A Netflix está analisando a possibilidade de implementar canais lineares, transmitindo séries, filmes e programas de televisão, além de desenvolver pacotes de assinatura que incluam serviços de outras empresas de streaming. Essas estratégias visam reverter a tendência de queda no engajamento dos espectadores.
Estrutura dos novos canais e pacotes
Os canais propostos teriam uma grade de programação fixa, exibindo conteúdos específicos, como um canal dedicado exclusivamente a séries como Seinfeld ou outro focado em dramas policiais durante todo o dia. Paralelamente, os pacotes com terceiros seriam comercializados diretamente pelo aplicativo da Netflix, permitindo aos usuários acessar esses serviços dentro da própria plataforma. Essa abordagem espelha o modelo adotado por gigantes como Amazon Prime Video e Apple TV, buscando consolidar-se como um ponto central para diversas assinaturas.
A inclusão desses canais e streamings na tela inicial do aplicativo representaria uma alteração significativa no modelo operacional atual da companhia, competindo com o espaço tradicionalmente reservado às produções originais da Netflix.

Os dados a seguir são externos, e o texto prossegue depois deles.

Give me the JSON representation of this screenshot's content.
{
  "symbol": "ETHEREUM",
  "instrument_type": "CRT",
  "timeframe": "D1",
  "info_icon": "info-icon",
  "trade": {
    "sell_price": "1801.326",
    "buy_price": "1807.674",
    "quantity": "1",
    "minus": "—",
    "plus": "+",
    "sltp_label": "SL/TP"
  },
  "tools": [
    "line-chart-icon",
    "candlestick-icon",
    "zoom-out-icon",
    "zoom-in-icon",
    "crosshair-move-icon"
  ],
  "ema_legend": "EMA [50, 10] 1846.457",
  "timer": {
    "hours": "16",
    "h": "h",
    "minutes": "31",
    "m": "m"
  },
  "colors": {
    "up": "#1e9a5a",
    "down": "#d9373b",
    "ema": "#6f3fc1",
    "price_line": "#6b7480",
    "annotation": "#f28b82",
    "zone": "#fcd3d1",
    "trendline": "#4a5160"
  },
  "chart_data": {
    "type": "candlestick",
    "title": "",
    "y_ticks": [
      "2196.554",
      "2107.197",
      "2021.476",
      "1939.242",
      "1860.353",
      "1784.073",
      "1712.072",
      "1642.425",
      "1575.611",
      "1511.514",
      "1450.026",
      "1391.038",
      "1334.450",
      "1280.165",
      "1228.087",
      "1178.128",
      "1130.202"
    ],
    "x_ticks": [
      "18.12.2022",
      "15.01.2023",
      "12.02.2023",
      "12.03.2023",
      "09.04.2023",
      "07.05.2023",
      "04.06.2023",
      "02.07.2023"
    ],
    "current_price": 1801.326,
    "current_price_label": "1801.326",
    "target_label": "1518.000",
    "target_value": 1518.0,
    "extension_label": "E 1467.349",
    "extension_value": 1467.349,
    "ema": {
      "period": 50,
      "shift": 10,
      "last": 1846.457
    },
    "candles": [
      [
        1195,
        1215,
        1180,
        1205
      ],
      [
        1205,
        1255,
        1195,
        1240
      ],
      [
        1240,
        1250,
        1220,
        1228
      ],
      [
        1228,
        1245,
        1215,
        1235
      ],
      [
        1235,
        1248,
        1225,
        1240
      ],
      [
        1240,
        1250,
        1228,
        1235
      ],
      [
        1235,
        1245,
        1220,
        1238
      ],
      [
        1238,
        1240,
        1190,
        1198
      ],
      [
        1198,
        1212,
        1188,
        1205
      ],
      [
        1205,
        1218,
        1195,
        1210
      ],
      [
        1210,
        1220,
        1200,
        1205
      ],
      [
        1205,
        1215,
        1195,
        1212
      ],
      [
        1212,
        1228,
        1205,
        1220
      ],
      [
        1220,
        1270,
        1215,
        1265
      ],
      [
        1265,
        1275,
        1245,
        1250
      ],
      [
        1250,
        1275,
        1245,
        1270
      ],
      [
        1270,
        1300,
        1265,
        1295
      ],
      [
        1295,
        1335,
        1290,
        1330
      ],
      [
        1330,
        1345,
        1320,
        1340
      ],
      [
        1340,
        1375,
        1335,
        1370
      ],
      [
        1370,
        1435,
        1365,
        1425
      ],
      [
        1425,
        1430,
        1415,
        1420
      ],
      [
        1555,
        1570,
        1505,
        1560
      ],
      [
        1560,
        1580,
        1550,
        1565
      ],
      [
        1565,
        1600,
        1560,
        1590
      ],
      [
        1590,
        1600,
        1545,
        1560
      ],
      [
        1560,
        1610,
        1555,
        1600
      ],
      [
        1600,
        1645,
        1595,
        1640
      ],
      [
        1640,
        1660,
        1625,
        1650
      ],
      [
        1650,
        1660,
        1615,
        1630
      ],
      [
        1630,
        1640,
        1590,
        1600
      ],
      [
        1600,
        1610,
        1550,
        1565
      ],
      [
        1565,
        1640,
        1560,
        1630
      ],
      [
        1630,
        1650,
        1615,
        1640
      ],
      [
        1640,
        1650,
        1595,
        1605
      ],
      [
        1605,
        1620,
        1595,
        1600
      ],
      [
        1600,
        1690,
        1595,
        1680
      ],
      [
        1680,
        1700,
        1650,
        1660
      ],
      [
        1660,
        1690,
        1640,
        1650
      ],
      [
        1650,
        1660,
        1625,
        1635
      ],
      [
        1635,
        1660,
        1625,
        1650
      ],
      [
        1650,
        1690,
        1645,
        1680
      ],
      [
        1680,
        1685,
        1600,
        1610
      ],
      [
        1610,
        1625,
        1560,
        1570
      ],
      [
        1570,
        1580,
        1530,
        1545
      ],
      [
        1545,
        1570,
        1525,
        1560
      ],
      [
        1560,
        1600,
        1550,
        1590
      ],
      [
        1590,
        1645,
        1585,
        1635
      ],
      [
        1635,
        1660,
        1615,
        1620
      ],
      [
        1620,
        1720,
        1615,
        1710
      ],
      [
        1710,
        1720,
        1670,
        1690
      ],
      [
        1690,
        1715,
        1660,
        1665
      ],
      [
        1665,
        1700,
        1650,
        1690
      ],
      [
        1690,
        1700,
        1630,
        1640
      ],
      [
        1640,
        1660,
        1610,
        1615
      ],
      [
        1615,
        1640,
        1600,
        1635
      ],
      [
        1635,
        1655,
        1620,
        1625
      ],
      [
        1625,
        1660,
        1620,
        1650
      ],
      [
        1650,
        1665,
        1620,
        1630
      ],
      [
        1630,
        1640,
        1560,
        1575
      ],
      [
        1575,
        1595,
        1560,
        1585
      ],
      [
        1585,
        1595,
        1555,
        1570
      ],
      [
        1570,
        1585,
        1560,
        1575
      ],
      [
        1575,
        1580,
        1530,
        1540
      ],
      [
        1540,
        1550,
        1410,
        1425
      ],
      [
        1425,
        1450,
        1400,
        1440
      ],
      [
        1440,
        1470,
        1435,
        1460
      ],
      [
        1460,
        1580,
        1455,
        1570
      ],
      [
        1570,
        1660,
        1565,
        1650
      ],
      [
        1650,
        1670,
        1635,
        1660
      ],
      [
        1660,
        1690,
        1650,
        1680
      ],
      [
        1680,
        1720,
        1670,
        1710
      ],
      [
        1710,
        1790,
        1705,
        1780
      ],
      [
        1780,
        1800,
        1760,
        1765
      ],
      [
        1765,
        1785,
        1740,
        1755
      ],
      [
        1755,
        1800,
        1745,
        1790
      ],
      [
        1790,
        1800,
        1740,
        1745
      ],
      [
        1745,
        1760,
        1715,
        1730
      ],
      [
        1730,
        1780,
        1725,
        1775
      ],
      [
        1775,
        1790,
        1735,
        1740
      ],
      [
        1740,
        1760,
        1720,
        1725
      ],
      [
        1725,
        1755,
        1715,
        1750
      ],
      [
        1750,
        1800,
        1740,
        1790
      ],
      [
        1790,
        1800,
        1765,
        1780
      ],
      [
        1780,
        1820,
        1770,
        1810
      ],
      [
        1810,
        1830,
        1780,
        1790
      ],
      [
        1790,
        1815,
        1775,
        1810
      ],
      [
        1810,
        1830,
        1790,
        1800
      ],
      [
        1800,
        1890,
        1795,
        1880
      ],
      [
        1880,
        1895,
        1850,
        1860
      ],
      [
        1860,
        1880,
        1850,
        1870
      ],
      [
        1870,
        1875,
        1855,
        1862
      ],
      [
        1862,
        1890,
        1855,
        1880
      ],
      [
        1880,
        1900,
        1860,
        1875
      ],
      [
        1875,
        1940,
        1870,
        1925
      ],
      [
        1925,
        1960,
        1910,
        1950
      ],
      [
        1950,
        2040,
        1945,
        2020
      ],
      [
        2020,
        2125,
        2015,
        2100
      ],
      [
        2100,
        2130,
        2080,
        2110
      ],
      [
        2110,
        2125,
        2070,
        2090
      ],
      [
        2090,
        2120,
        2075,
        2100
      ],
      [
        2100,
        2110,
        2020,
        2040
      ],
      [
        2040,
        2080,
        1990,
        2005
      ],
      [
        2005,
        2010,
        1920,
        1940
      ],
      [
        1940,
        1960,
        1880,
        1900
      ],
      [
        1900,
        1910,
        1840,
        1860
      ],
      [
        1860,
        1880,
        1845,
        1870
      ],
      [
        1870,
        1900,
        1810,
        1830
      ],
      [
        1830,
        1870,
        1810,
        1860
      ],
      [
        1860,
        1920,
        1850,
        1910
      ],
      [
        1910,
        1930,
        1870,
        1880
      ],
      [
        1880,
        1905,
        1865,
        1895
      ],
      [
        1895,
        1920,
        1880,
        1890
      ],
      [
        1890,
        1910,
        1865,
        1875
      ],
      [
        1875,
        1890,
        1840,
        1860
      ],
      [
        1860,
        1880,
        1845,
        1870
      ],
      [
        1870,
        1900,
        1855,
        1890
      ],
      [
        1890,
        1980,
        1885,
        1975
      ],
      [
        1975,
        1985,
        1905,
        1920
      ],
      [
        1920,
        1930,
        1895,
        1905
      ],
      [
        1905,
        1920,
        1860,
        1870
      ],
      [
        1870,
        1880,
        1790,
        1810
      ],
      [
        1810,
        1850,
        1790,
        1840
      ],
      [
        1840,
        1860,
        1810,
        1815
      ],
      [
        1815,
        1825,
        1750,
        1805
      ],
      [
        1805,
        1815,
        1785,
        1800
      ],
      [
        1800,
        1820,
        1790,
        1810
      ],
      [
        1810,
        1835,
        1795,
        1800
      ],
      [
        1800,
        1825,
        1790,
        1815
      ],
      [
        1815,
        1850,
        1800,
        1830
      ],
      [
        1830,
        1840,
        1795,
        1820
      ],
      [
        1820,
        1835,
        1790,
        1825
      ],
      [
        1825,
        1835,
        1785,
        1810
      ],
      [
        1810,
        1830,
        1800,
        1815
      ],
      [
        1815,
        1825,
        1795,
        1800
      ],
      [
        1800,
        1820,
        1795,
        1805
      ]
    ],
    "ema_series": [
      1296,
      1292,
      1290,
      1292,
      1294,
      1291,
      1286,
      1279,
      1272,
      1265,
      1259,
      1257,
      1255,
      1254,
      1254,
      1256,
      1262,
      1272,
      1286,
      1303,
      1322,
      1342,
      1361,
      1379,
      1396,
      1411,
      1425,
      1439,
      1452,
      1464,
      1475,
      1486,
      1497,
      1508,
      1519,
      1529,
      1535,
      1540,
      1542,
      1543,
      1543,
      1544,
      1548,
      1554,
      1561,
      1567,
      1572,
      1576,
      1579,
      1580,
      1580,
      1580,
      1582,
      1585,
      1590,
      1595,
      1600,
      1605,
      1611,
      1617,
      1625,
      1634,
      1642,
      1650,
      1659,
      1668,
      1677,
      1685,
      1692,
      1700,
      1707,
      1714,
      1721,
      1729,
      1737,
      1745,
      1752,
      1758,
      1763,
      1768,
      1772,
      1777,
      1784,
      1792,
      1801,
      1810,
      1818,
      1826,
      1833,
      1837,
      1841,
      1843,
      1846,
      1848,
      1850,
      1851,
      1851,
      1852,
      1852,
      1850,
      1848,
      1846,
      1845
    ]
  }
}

Motivações da Netflix para a mudança
De acordo com fontes consultadas pelo Wall Street Journal, o principal motivo para essas mudanças reside na deterioração das métricas de engajamento da Netflix. Essas métricas medem o tempo que os usuários dedicam à plataforma e a frequência com que completam os conteúdos, sendo cruciais para o setor de entretenimento, pois indicam a satisfação do consumidor e a probabilidade de retenção da assinatura.
A situação financeira da empresa também é um fator relevante, visto que suas ações despencaram mais de 40% nos últimos doze meses, e ela tem registrado margens operacionais decrescentes anualmente. Nos Estados Unidos, a participação de mercado da Netflix, conforme dados da Nielsen, atingiu 7,8%, o patamar mais baixo desde maio de 2025.
Contexto competitivo e outros planos
O cenário do streaming é altamente competitivo. Enquanto isso, a Paramount está avançando na aquisição da Warner Bros. Discovery, após um acordo avaliado em US$ 111 bilhões, e a Fox Corp concluiu a compra do Roku por US$ 22 bilhões em junho de 2026.
Para manter sua relevância no mercado, a Netflix já diversificou seu conteúdo, passando a incorporar podcasts em formato de vídeo, materiais já disponíveis no YouTube e vídeos curtos de parceiros como BuzzFeed e Condé Nast. Este tipo de material possui custos operacionais inferiores aos de séries e filmes próprios, auxiliando no aumento do engajamento.
Em um movimento internacional, a Netflix começou a transmitir o canal TF1 na França, um acordo que agradou o parceiro em termos de audiência. Fontes do WSJ sugerem que a empresa pode buscar parcerias similares na Europa e na América Latina. Por fim, há planos futuros para a participação em eventos esportivos, com executivos discutindo a entrada nos leilões de direitos de transmissão das Copas do Mundo de 2030 e 2034.